Et Temlyn de la Tour Erig tourna casaque, poursuivi par la voix fantomatique qui louait son intelligence et lui soufflait d’étranges recommandations. Le Toroch n’entendait lui que le grondement grandissant de l’ombre qui se précipitait sur eux. Sans pitié, il labourait les flancs du lourd destrier peu habitué aux efforts violents car sa vie dépendait de cette folle équipée. Les plus hésitants des mercenaires n’eurent pas la chance d’échapper à l’avalanche qui ravagea le seuil du lat-Arhin. Les roches fracassèrent des crânes, brisèrent des souffles, engloutirent cavaliers et montures sous un vacarme dantesque. Pourtant Temlyn ne perçut rien de cela ; il poursuivit la course endiablée jusqu’à la Salèze sans se retourner une seule fois, courbé sur l’encolure du mult-liot. Il l’encourageait de la voix, des mains et des genoux, totalement tétanisé. Arrivé au bord du fleuve, l’animal refusa d’aller plus loin. Du sang s’épanchait de ses naseaux. Le corps puissant tremblait d’incoercibles convulsions. Le Toroch le caressa longuement et lui murmura à l’oreille, étonnamment calme à présent que tout danger semblait écarté. L’homme était un guerrier courageux à l’âme mystique. Lorsqu’il se redressa, Temlyn-djin jeta un regard hanté dans la direction de la falaise. Il ne put apercevoir la longue barrière granitique qu’une nébulosité rougeâtre occultait entièrement. Avec soulagement, il constata que la plupart des siens s’en étaient sortis sains et saufs. Certains présentaient quelques blessures superficielles mais rien de grav
« Ils s’en remettront, songea-t-il, mais ils garderont à jamais le souffle de l’inéducable sur leur nuque. »

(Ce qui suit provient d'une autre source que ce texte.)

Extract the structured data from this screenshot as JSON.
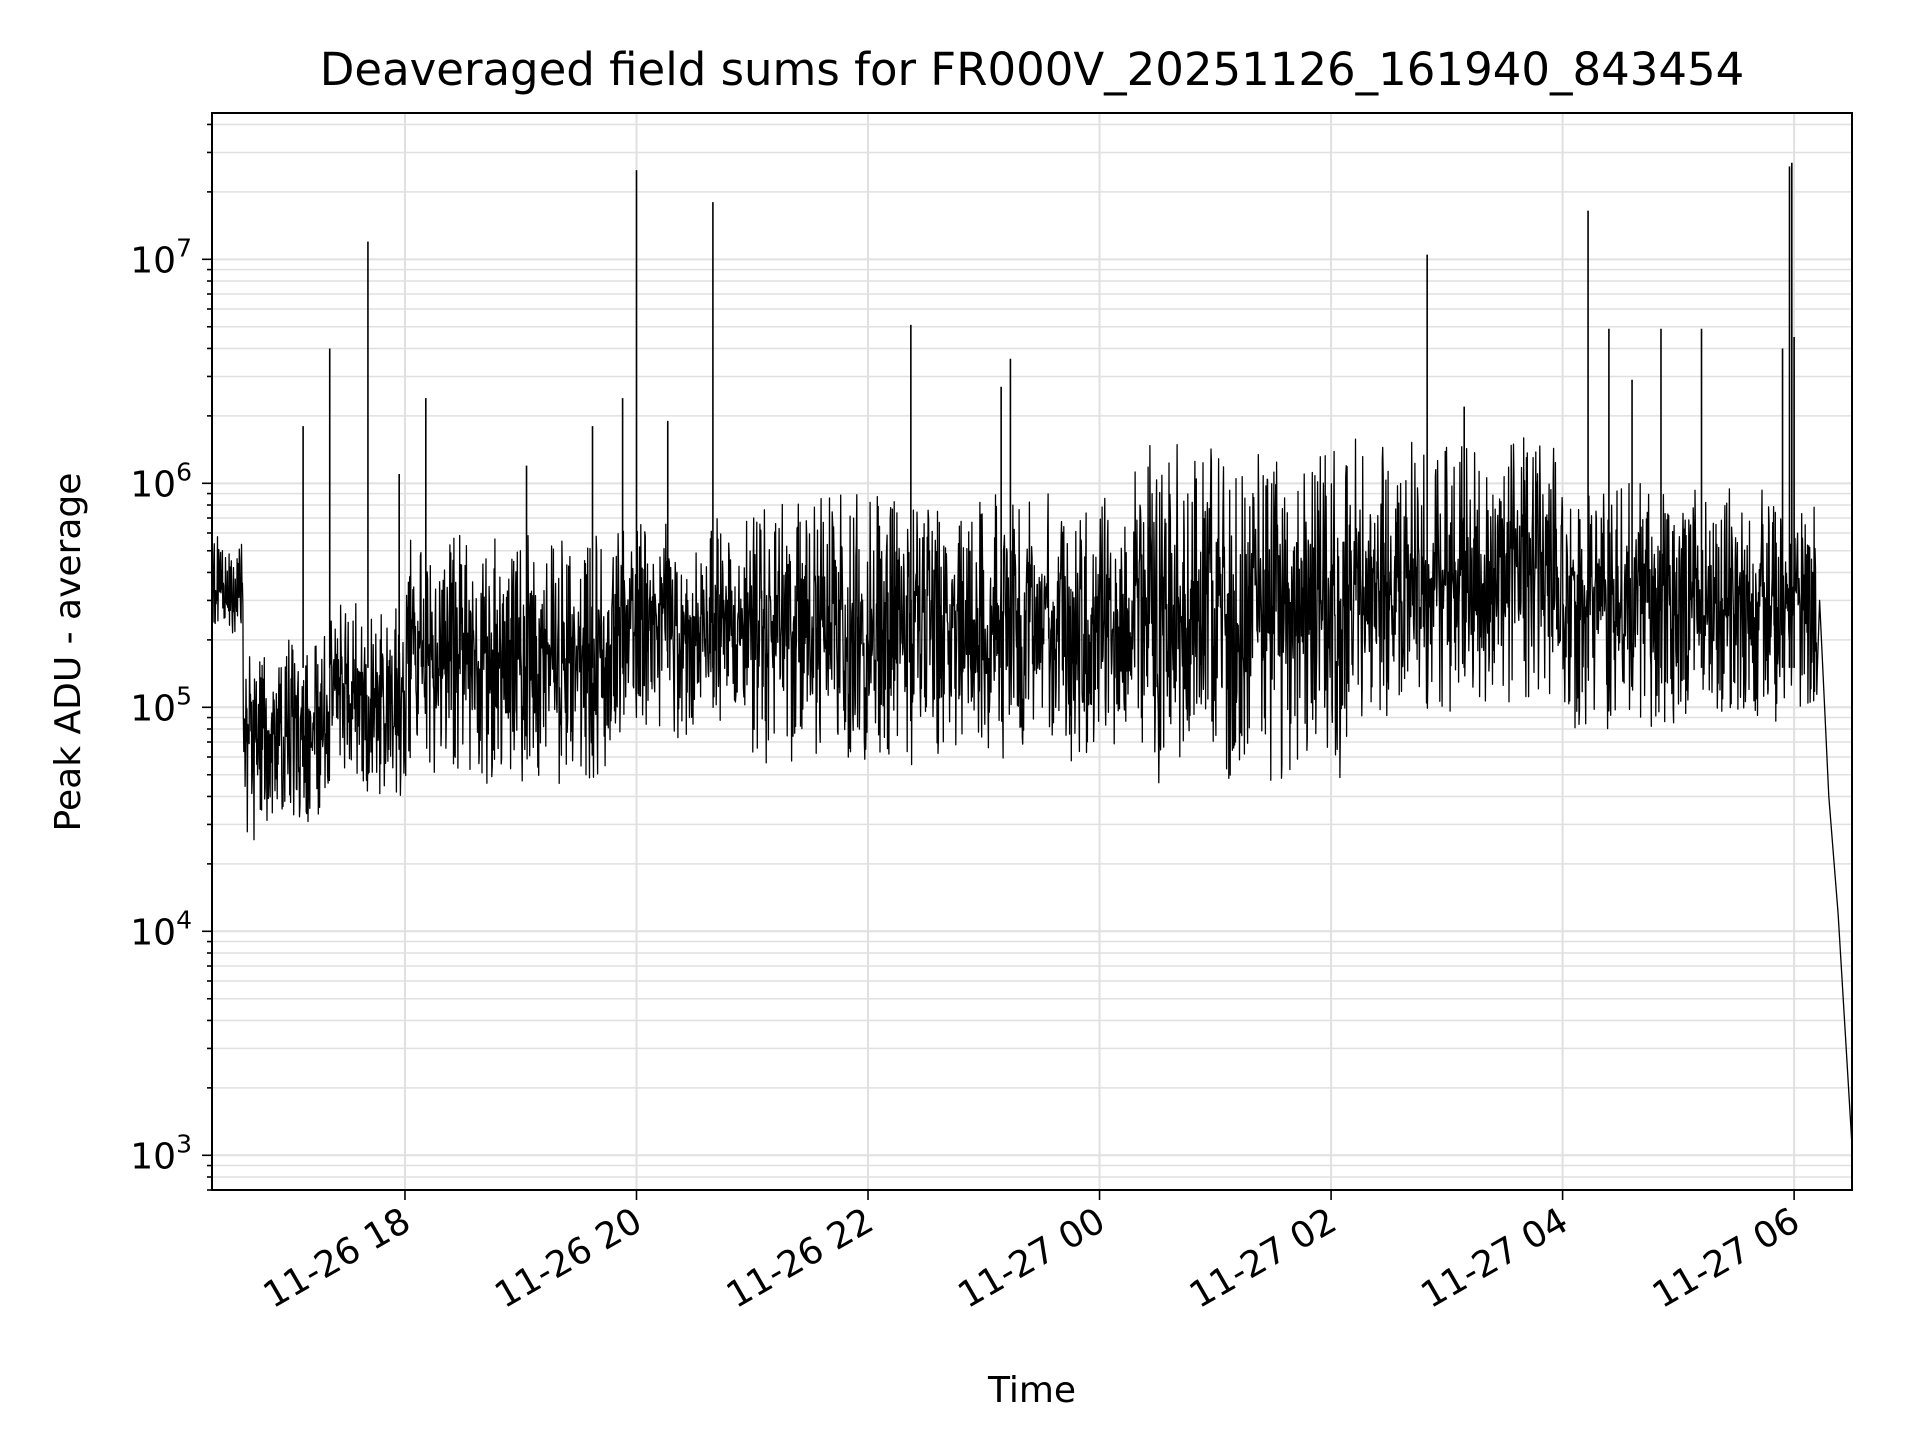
{
  "chart_data": {
    "type": "line",
    "title": "Deaveraged field sums for FR000V_20251126_161940_843454",
    "xlabel": "Time",
    "ylabel": "Peak ADU - average",
    "yscale": "log",
    "ylim": [
      700,
      45000000
    ],
    "xlim_hours": [
      16.333,
      30.5
    ],
    "grid": true,
    "line_color": "#000000",
    "x_ticks": [
      {
        "hour": 18,
        "label": "11-26 18"
      },
      {
        "hour": 20,
        "label": "11-26 20"
      },
      {
        "hour": 22,
        "label": "11-26 22"
      },
      {
        "hour": 24,
        "label": "11-27 00"
      },
      {
        "hour": 26,
        "label": "11-27 02"
      },
      {
        "hour": 28,
        "label": "11-27 04"
      },
      {
        "hour": 30,
        "label": "11-27 06"
      }
    ],
    "y_ticks": [
      {
        "value": 1000,
        "base": "10",
        "exp": "3"
      },
      {
        "value": 10000,
        "base": "10",
        "exp": "4"
      },
      {
        "value": 100000,
        "base": "10",
        "exp": "5"
      },
      {
        "value": 1000000,
        "base": "10",
        "exp": "6"
      },
      {
        "value": 10000000,
        "base": "10",
        "exp": "7"
      }
    ],
    "envelope": {
      "note": "approximate per-segment low/high band (data units, log scale) of the dense noisy series",
      "segments": [
        {
          "h0": 16.33,
          "h1": 16.6,
          "lo": 200000,
          "hi": 600000
        },
        {
          "h0": 16.6,
          "h1": 17.3,
          "lo": 25000,
          "hi": 200000
        },
        {
          "h0": 17.3,
          "h1": 18.0,
          "lo": 40000,
          "hi": 300000
        },
        {
          "h0": 18.0,
          "h1": 19.8,
          "lo": 45000,
          "hi": 600000
        },
        {
          "h0": 19.8,
          "h1": 21.0,
          "lo": 70000,
          "hi": 700000
        },
        {
          "h0": 21.0,
          "h1": 24.3,
          "lo": 55000,
          "hi": 900000
        },
        {
          "h0": 24.3,
          "h1": 26.2,
          "lo": 45000,
          "hi": 1500000
        },
        {
          "h0": 26.2,
          "h1": 28.0,
          "lo": 90000,
          "hi": 1600000
        },
        {
          "h0": 28.0,
          "h1": 30.2,
          "lo": 80000,
          "hi": 1000000
        }
      ],
      "drop": [
        {
          "hour": 30.22,
          "value": 300000
        },
        {
          "hour": 30.3,
          "value": 40000
        },
        {
          "hour": 30.38,
          "value": 12000
        },
        {
          "hour": 30.45,
          "value": 3000
        },
        {
          "hour": 30.5,
          "value": 1100
        }
      ]
    },
    "spikes": [
      {
        "hour": 17.35,
        "value": 4000000
      },
      {
        "hour": 17.68,
        "value": 12000000
      },
      {
        "hour": 17.12,
        "value": 1800000
      },
      {
        "hour": 17.95,
        "value": 1100000
      },
      {
        "hour": 18.18,
        "value": 2400000
      },
      {
        "hour": 19.05,
        "value": 1200000
      },
      {
        "hour": 19.62,
        "value": 1800000
      },
      {
        "hour": 19.88,
        "value": 2400000
      },
      {
        "hour": 20.0,
        "value": 25000000
      },
      {
        "hour": 20.27,
        "value": 1900000
      },
      {
        "hour": 20.66,
        "value": 18000000
      },
      {
        "hour": 22.37,
        "value": 5100000
      },
      {
        "hour": 23.23,
        "value": 3600000
      },
      {
        "hour": 23.15,
        "value": 2700000
      },
      {
        "hour": 26.83,
        "value": 10500000
      },
      {
        "hour": 27.15,
        "value": 2200000
      },
      {
        "hour": 28.22,
        "value": 16500000
      },
      {
        "hour": 28.4,
        "value": 4900000
      },
      {
        "hour": 28.6,
        "value": 2900000
      },
      {
        "hour": 28.85,
        "value": 4900000
      },
      {
        "hour": 29.2,
        "value": 4900000
      },
      {
        "hour": 29.9,
        "value": 4000000
      },
      {
        "hour": 29.96,
        "value": 26000000
      },
      {
        "hour": 29.98,
        "value": 27000000
      },
      {
        "hour": 30.0,
        "value": 4500000
      }
    ]
  }
}
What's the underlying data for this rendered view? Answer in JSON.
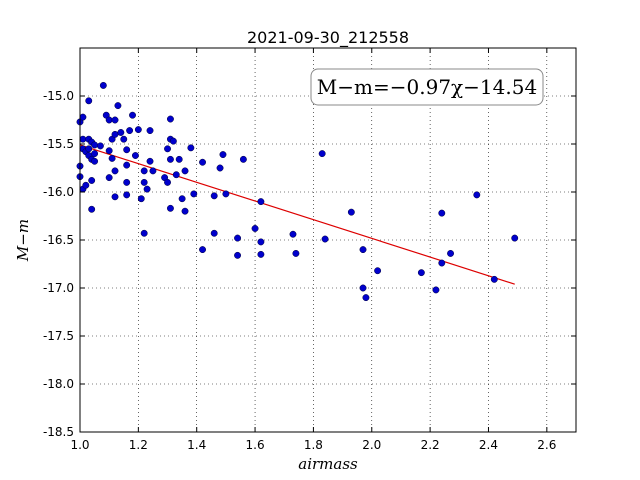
{
  "chart_data": {
    "type": "scatter",
    "title": "2021-09-30_212558",
    "xlabel": "airmass",
    "ylabel": "M−m",
    "annotation": "M−m=−0.97χ−14.54",
    "xlim": [
      1.0,
      2.7
    ],
    "ylim": [
      -18.5,
      -14.5
    ],
    "y_inverted": true,
    "grid": true,
    "x_ticks": [
      "1.0",
      "1.2",
      "1.4",
      "1.6",
      "1.8",
      "2.0",
      "2.2",
      "2.4",
      "2.6"
    ],
    "y_ticks": [
      "-15.0",
      "-15.5",
      "-16.0",
      "-16.5",
      "-17.0",
      "-17.5",
      "-18.0",
      "-18.5"
    ],
    "colors": {
      "points": "#0000cc",
      "fit": "#dd0000"
    },
    "fit_line": {
      "x": [
        1.0,
        2.49
      ],
      "y": [
        -15.51,
        -16.96
      ]
    },
    "points": [
      [
        1.0,
        -15.27
      ],
      [
        1.0,
        -15.73
      ],
      [
        1.0,
        -15.84
      ],
      [
        1.01,
        -15.22
      ],
      [
        1.01,
        -15.45
      ],
      [
        1.01,
        -15.55
      ],
      [
        1.01,
        -15.97
      ],
      [
        1.02,
        -15.58
      ],
      [
        1.02,
        -15.93
      ],
      [
        1.03,
        -15.05
      ],
      [
        1.03,
        -15.45
      ],
      [
        1.03,
        -15.55
      ],
      [
        1.03,
        -15.62
      ],
      [
        1.04,
        -15.66
      ],
      [
        1.04,
        -15.48
      ],
      [
        1.04,
        -15.88
      ],
      [
        1.04,
        -16.18
      ],
      [
        1.05,
        -15.6
      ],
      [
        1.05,
        -15.51
      ],
      [
        1.05,
        -15.68
      ],
      [
        1.07,
        -15.52
      ],
      [
        1.08,
        -14.89
      ],
      [
        1.09,
        -15.2
      ],
      [
        1.1,
        -15.25
      ],
      [
        1.1,
        -15.57
      ],
      [
        1.1,
        -15.85
      ],
      [
        1.11,
        -15.45
      ],
      [
        1.11,
        -15.65
      ],
      [
        1.12,
        -15.4
      ],
      [
        1.12,
        -15.25
      ],
      [
        1.12,
        -15.78
      ],
      [
        1.12,
        -16.05
      ],
      [
        1.13,
        -15.1
      ],
      [
        1.14,
        -15.38
      ],
      [
        1.15,
        -15.45
      ],
      [
        1.16,
        -15.56
      ],
      [
        1.16,
        -15.72
      ],
      [
        1.16,
        -15.9
      ],
      [
        1.16,
        -16.03
      ],
      [
        1.17,
        -15.36
      ],
      [
        1.18,
        -15.2
      ],
      [
        1.19,
        -15.62
      ],
      [
        1.2,
        -15.35
      ],
      [
        1.21,
        -16.07
      ],
      [
        1.22,
        -15.78
      ],
      [
        1.22,
        -15.9
      ],
      [
        1.22,
        -16.43
      ],
      [
        1.23,
        -15.97
      ],
      [
        1.24,
        -15.36
      ],
      [
        1.24,
        -15.68
      ],
      [
        1.25,
        -15.78
      ],
      [
        1.29,
        -15.85
      ],
      [
        1.3,
        -15.9
      ],
      [
        1.3,
        -15.55
      ],
      [
        1.31,
        -15.24
      ],
      [
        1.31,
        -15.45
      ],
      [
        1.31,
        -15.66
      ],
      [
        1.31,
        -16.17
      ],
      [
        1.32,
        -15.47
      ],
      [
        1.33,
        -15.82
      ],
      [
        1.34,
        -15.66
      ],
      [
        1.35,
        -16.07
      ],
      [
        1.36,
        -16.2
      ],
      [
        1.36,
        -15.78
      ],
      [
        1.38,
        -15.54
      ],
      [
        1.39,
        -16.02
      ],
      [
        1.42,
        -15.69
      ],
      [
        1.42,
        -16.6
      ],
      [
        1.46,
        -16.04
      ],
      [
        1.46,
        -16.43
      ],
      [
        1.48,
        -15.75
      ],
      [
        1.49,
        -15.61
      ],
      [
        1.5,
        -16.02
      ],
      [
        1.54,
        -16.48
      ],
      [
        1.54,
        -16.66
      ],
      [
        1.56,
        -15.66
      ],
      [
        1.6,
        -16.38
      ],
      [
        1.62,
        -16.1
      ],
      [
        1.62,
        -16.52
      ],
      [
        1.62,
        -16.65
      ],
      [
        1.73,
        -16.44
      ],
      [
        1.74,
        -16.64
      ],
      [
        1.83,
        -15.6
      ],
      [
        1.84,
        -16.49
      ],
      [
        1.93,
        -16.21
      ],
      [
        1.97,
        -16.6
      ],
      [
        1.97,
        -17.0
      ],
      [
        1.98,
        -17.1
      ],
      [
        2.02,
        -16.82
      ],
      [
        2.17,
        -16.84
      ],
      [
        2.22,
        -17.02
      ],
      [
        2.24,
        -16.22
      ],
      [
        2.24,
        -16.74
      ],
      [
        2.27,
        -16.64
      ],
      [
        2.36,
        -16.03
      ],
      [
        2.42,
        -16.91
      ],
      [
        2.49,
        -16.48
      ]
    ]
  }
}
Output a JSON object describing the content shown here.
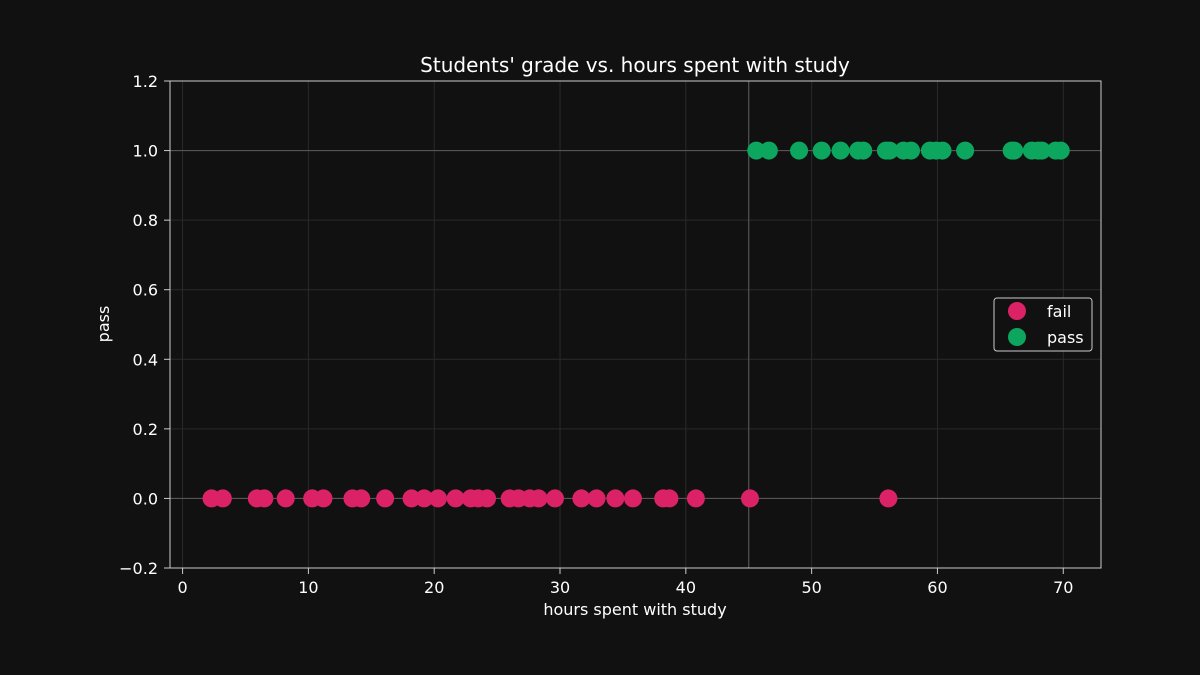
{
  "chart_data": {
    "type": "scatter",
    "title": "Students' grade vs. hours spent with study",
    "xlabel": "hours spent with study",
    "ylabel": "pass",
    "xlim": [
      -1,
      73
    ],
    "ylim": [
      -0.2,
      1.2
    ],
    "xticks": [
      0,
      10,
      20,
      30,
      40,
      50,
      60,
      70
    ],
    "yticks": [
      -0.2,
      0.0,
      0.2,
      0.4,
      0.6,
      0.8,
      1.0,
      1.2
    ],
    "xtick_labels": [
      "0",
      "10",
      "20",
      "30",
      "40",
      "50",
      "60",
      "70"
    ],
    "ytick_labels": [
      "−0.2",
      "0.0",
      "0.2",
      "0.4",
      "0.6",
      "0.8",
      "1.0",
      "1.2"
    ],
    "grid": true,
    "reference_lines": {
      "x": 45,
      "y": [
        0,
        1
      ]
    },
    "legend_position": "center-right",
    "series": [
      {
        "name": "fail",
        "color": "#dc2266",
        "x": [
          2.3,
          3.2,
          5.9,
          6.5,
          8.2,
          10.3,
          11.2,
          13.5,
          14.2,
          16.1,
          18.2,
          19.2,
          20.3,
          21.7,
          22.9,
          23.5,
          24.2,
          26.0,
          26.7,
          27.6,
          28.3,
          29.6,
          31.7,
          32.9,
          34.4,
          35.8,
          38.2,
          38.7,
          40.8,
          45.1,
          56.1
        ],
        "y": [
          0,
          0,
          0,
          0,
          0,
          0,
          0,
          0,
          0,
          0,
          0,
          0,
          0,
          0,
          0,
          0,
          0,
          0,
          0,
          0,
          0,
          0,
          0,
          0,
          0,
          0,
          0,
          0,
          0,
          0,
          0
        ]
      },
      {
        "name": "pass",
        "color": "#0ca65e",
        "x": [
          45.6,
          46.6,
          49.0,
          50.8,
          52.3,
          53.7,
          54.1,
          55.9,
          56.2,
          57.3,
          57.9,
          59.4,
          59.9,
          60.4,
          62.2,
          65.9,
          66.1,
          67.5,
          68.0,
          68.3,
          69.4,
          69.8
        ],
        "y": [
          1,
          1,
          1,
          1,
          1,
          1,
          1,
          1,
          1,
          1,
          1,
          1,
          1,
          1,
          1,
          1,
          1,
          1,
          1,
          1,
          1,
          1
        ]
      }
    ]
  },
  "colors": {
    "background": "#111111",
    "axis": "#cccccc",
    "grid": "#2a2a2a",
    "refline": "#555555",
    "text": "#ffffff"
  }
}
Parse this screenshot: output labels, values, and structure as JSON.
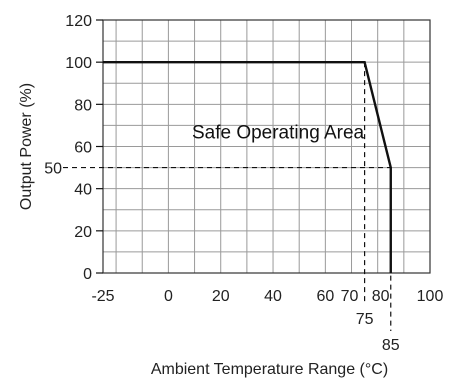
{
  "chart_data": {
    "type": "line",
    "title": "",
    "xlabel": "Ambient Temperature Range (°C)",
    "ylabel": "Output Power (%)",
    "xlim": [
      -25,
      100
    ],
    "ylim": [
      0,
      120
    ],
    "x_ticks": [
      -25,
      0,
      20,
      40,
      60,
      70,
      80,
      100
    ],
    "y_ticks": [
      0,
      20,
      40,
      60,
      80,
      100,
      120
    ],
    "grid": true,
    "series": [
      {
        "x": [
          -25,
          75,
          85,
          85
        ],
        "y": [
          100,
          100,
          50,
          0
        ]
      }
    ],
    "reference_lines": [
      {
        "orientation": "horizontal",
        "value": 50,
        "label": "50"
      },
      {
        "orientation": "vertical",
        "value": 75,
        "label": "75"
      },
      {
        "orientation": "vertical",
        "value": 85,
        "label": "85"
      }
    ],
    "annotation": {
      "text": "Safe Operating Area",
      "x": 40,
      "y": 67
    }
  }
}
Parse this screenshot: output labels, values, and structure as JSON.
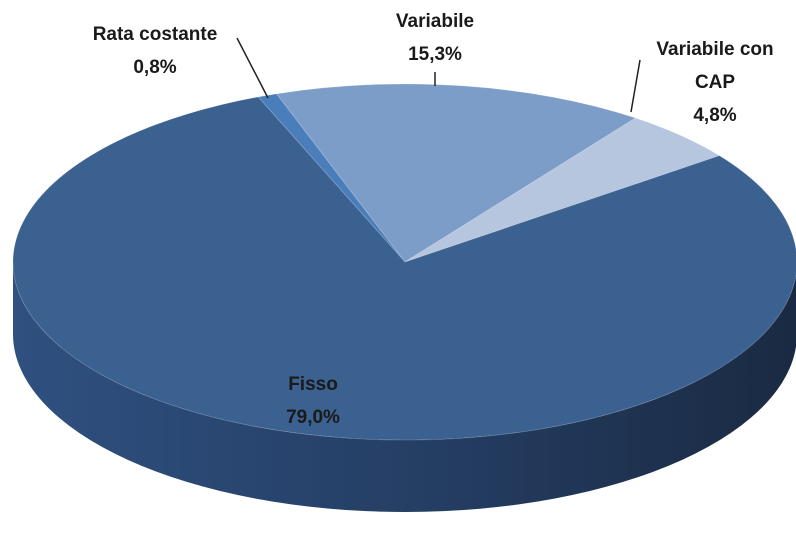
{
  "chart_data": {
    "type": "pie",
    "categories": [
      "Rata costante",
      "Variabile",
      "Variabile con CAP",
      "Fisso"
    ],
    "values": [
      0.8,
      15.3,
      4.8,
      79.0
    ],
    "value_labels": [
      "0,8%",
      "15,3%",
      "4,8%",
      "79,0%"
    ],
    "colors": [
      "#4a7ebb",
      "#7d9dc9",
      "#b6c6df",
      "#3b6190"
    ]
  }
}
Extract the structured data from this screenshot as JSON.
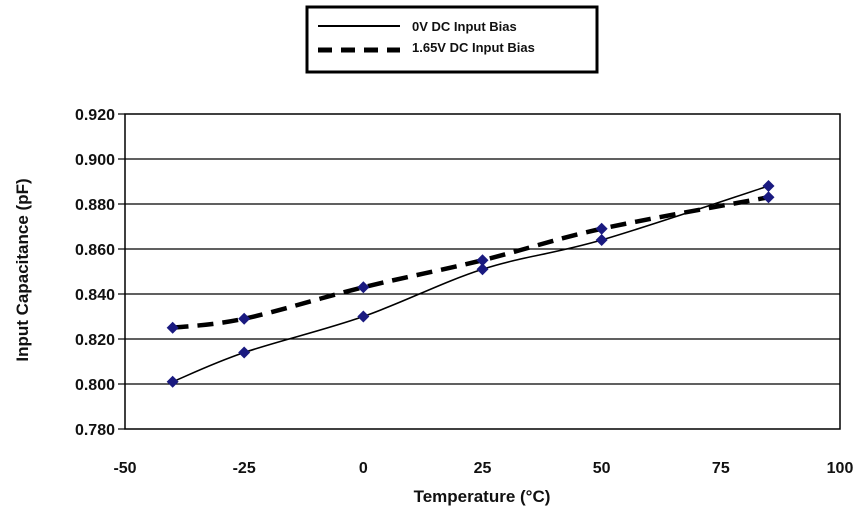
{
  "chart_data": {
    "type": "line",
    "title": "",
    "xlabel": "Temperature (°C)",
    "ylabel": "Input Capacitance (pF)",
    "xlim": [
      -50,
      100
    ],
    "ylim": [
      0.78,
      0.92
    ],
    "x_ticks": [
      "-50",
      "-25",
      "0",
      "25",
      "50",
      "75",
      "100"
    ],
    "y_ticks": [
      "0.920",
      "0.900",
      "0.880",
      "0.860",
      "0.840",
      "0.820",
      "0.800",
      "0.780"
    ],
    "grid": "horizontal",
    "legend_position": "top-center",
    "marker": "diamond",
    "marker_color": "#1a1a80",
    "series": [
      {
        "name": "0V DC Input Bias",
        "line_style": "solid",
        "color": "#000000",
        "x": [
          -40,
          -25,
          0,
          25,
          50,
          85
        ],
        "y": [
          0.801,
          0.814,
          0.83,
          0.851,
          0.864,
          0.888
        ]
      },
      {
        "name": "1.65V DC Input Bias",
        "line_style": "dashed",
        "color": "#000000",
        "x": [
          -40,
          -25,
          0,
          25,
          50,
          85
        ],
        "y": [
          0.825,
          0.829,
          0.843,
          0.855,
          0.869,
          0.883
        ]
      }
    ]
  }
}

Enfin Temlyn s’aperçut d’une absence déconcertante : celle des gorgys. Aucun Rat ne les accompagnait. Il observa longuement la plaine à la recherche du moindre signe de leur présence mais sans succès. Finalement, malgré l’obscurité grandissante, il donna l’ordre de traverser le fleuve. A présent, le Djin se sentait investi d’une mission qui ne pouvait attendre : informer son Empereur à Gald, la Mystique des seigneurs de guerre dans l’Est lointain, qu’une Puissance nouvelle et destructrice arpentait les terres de l’Ouest. Il n’en avait pas encore conscience mais son destin venait brusquement de changer de cap.
 
D’une main ferme, le Ser Sigismond Ardevaingt entraînait la Fille des Vents dans le large boyau que les Gris avait taillé pour parvenir à amener leurs voitures oblongues jusqu’aux hauteurs de leur Royaume. Elle marchait en silence sans lui résister mais ne cachait pas son agacement. La colère bouillait en elle ; Sans-nom l’avait écartée sans qu’elle sache s’y opposer. La jeune Damoiselle ne l’acceptait pas aussi facilement. Quand la fugue mutine les rattrapa, ils s’arrêtèrent, dressèrent l’oreille et se regardèrent interloqués. Le charme intrinsèque de la mélodie agit alors à merveille. Il dissipa les sombres nuages qui noyaient chacun d’eux. Ils seraient demeurés là, subjugués par tant de beauté, si autour d’eux ne s’annonçaient les prémisses de l’orage. Le danger qui accourait des hauteurs tira Sigismond de la transe dans laquelle la fugue l’avait plongé. Immédiatement l’Autre comprit la nature du péril. Le Shumiet saisit la fille entre ses bras et l’obligea à s’accroupir avec lui contre la paroi. Lorelanne ne résista pas, en proie au ravissement mélodique. Déjà les premières roches dévalaient la pente. Alors il lui fit un rempart de son corps. Miraculeusement aucune d’entre elles ne les percuta. Imprévisibles, elles roulaient dans un flot irrégulier mais ricochaient à un pouce d’eux contre une invisible paroi. Le souffle qui les suivait les ignora également et poursuivit sa course vers l’entrée de la gorge. Cela dura une éternité, jusqu’au moment où la musique s’interrompit brusquement et l’orage passa. Lorelanne se glissa hors de son refuge. Elle marqua un temps d’hésitation. Puis, n’y tenant plus, elle s’élança, craignant pour la vie de Sans-nom. Sigismond la regarda disparaitre sans tenter de la retenir. Il s’épousseta méticuleusement. L’Autre hésitait sur la marche à suivre. Enfin, haussant les épaules avec fatalité, le Ser Ardevaingt s’adossa à la roche et choisit d’attendre la venue de ces jeunes insensés d’humains. Nul doute qu’ils s’en sortiraient sans son aide !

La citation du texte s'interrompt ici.